Projects
Projects are the main workspace inside Buildocs UI Engine.
Think of a project as the container for everything related to one application, product, client, or environment.
If you are building a SaaS platform, you might create one project per product.
If you work with multiple clients, you might create one project per client.
Projects help you organize forms, control access, manage API keys, and keep environments separated.
What is a Project?
A project contains everything needed to render and manage your UI definitions.
This includes:
- one or more forms and interface schemas
- API keys for SDK authentication
- theme configurations and UI styling
- translations and localization settings
- team member access and permissions
- project-level settings
You can think of it as the root configuration layer for your Buildocs UI Engine setup.
Everything starts inside a project.
Why Projects Matter
Projects help you keep different systems separated and easier to manage.
For example:
- production vs staging environments
- different customers or tenants
- internal tools vs client-facing applications
- separate business units inside one company
Instead of mixing everything together, projects create clean boundaries.
This improves security, maintainability, and deployment workflows.
Creating a Project
Creating a new project only takes a few steps.
Step 1 — Log in
Open the Buildocs UI Engine dashboard and sign in to your account.
Step 2 — Click New Project
From the main dashboard, create a new project.
Step 3 — Add Basic Information
Enter:
- project name
- optional description
Choose a clear name that helps your team understand the purpose of the project.
Good examples:
- Customer Portal
- Internal ERP
- Construction CRM
- Client A Production
- Client A Staging
Avoid generic names like “Test Project” if the project will be used long-term.
API Keys
Each project has its own API keys.
These keys are used by the SDK to securely fetch and render your interface definitions inside your application.
This means:
- your frontend connects to a specific project
- forms are loaded from the correct environment
- access stays isolated between projects
For example, your staging application should use staging project keys, while production should use production keys.
This keeps environments safe and predictable.
Team Access
Projects support team collaboration.
You can invite team members and control who has access to a specific project.
This is useful when:
- developers need SDK access
- designers manage interface definitions
- project managers review workflows
- clients need limited access to their own project
Keeping access project-based helps avoid accidental changes across unrelated systems.
Project Transfer
Projects can be transferred to another account.
This is especially useful for agencies, consultants, and teams working with external clients.
Common use cases
- handing off a completed project to a client
- moving projects between internal team accounts
- transferring ownership during company changes
- separating personal and business ownership
For example, you might initially build a project under your own account and later transfer ownership to the customer.
How to Transfer a Project
To transfer a project:
- Open the project settings
- Select the Transfer Project option
- Enter the receiving account details
- Confirm the transfer request
The receiving account must accept the transfer before ownership changes.
Until accepted, the project remains under the current owner.
This helps prevent accidental transfers.
Best Practices
A few recommendations for keeping projects clean and scalable:
Use clear naming
Projects should be easy to identify without guessing.

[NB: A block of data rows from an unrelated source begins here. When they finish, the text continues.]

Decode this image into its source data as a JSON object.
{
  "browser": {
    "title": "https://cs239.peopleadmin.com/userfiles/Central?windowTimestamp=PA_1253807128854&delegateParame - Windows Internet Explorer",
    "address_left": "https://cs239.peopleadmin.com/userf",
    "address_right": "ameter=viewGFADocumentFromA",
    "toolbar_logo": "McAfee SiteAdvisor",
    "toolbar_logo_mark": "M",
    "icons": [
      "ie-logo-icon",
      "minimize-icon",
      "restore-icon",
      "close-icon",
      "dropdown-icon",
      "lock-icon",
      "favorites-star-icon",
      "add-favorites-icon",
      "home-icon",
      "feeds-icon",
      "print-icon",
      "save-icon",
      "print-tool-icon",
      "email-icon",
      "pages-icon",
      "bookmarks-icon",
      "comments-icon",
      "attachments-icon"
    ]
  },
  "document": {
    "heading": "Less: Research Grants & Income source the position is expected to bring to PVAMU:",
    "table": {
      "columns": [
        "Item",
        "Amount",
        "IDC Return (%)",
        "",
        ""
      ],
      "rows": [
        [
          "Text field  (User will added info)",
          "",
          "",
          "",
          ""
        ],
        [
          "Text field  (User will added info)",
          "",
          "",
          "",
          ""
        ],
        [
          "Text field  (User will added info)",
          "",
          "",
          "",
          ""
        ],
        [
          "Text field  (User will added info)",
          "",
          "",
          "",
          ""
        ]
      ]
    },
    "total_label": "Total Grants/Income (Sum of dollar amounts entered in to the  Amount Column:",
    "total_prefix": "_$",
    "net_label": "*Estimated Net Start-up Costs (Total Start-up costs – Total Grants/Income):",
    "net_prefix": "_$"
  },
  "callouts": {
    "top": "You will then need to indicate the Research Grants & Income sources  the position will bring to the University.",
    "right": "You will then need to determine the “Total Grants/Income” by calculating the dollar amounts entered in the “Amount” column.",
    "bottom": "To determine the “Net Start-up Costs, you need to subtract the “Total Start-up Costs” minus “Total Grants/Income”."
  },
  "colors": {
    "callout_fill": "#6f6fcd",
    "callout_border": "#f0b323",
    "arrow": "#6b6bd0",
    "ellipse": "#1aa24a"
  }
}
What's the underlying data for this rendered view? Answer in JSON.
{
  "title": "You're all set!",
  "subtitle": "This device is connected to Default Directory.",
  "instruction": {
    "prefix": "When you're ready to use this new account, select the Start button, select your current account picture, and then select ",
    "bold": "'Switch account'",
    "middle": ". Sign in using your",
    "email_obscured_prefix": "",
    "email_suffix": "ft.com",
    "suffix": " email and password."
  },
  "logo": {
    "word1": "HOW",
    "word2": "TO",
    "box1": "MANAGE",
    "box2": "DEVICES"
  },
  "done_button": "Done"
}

Separate staging and production
Do not use one project for both environments.
Keep ownership intentional
Avoid building client projects under personal accounts long-term.
Limit access where needed
Only give project access to people who actually need it.
This improves security and reduces mistakes.
Summary
Projects are the foundation of Buildocs UI Engine.
They define where your forms live, how your SDK connects, who has access, and how environments stay organized.
A well-structured project setup makes everything else easier:
- cleaner deployments
- safer production releases
- better collaboration
- simpler client handoffs
- more predictable architecture
Start with good project structure early — it saves a lot of pain later.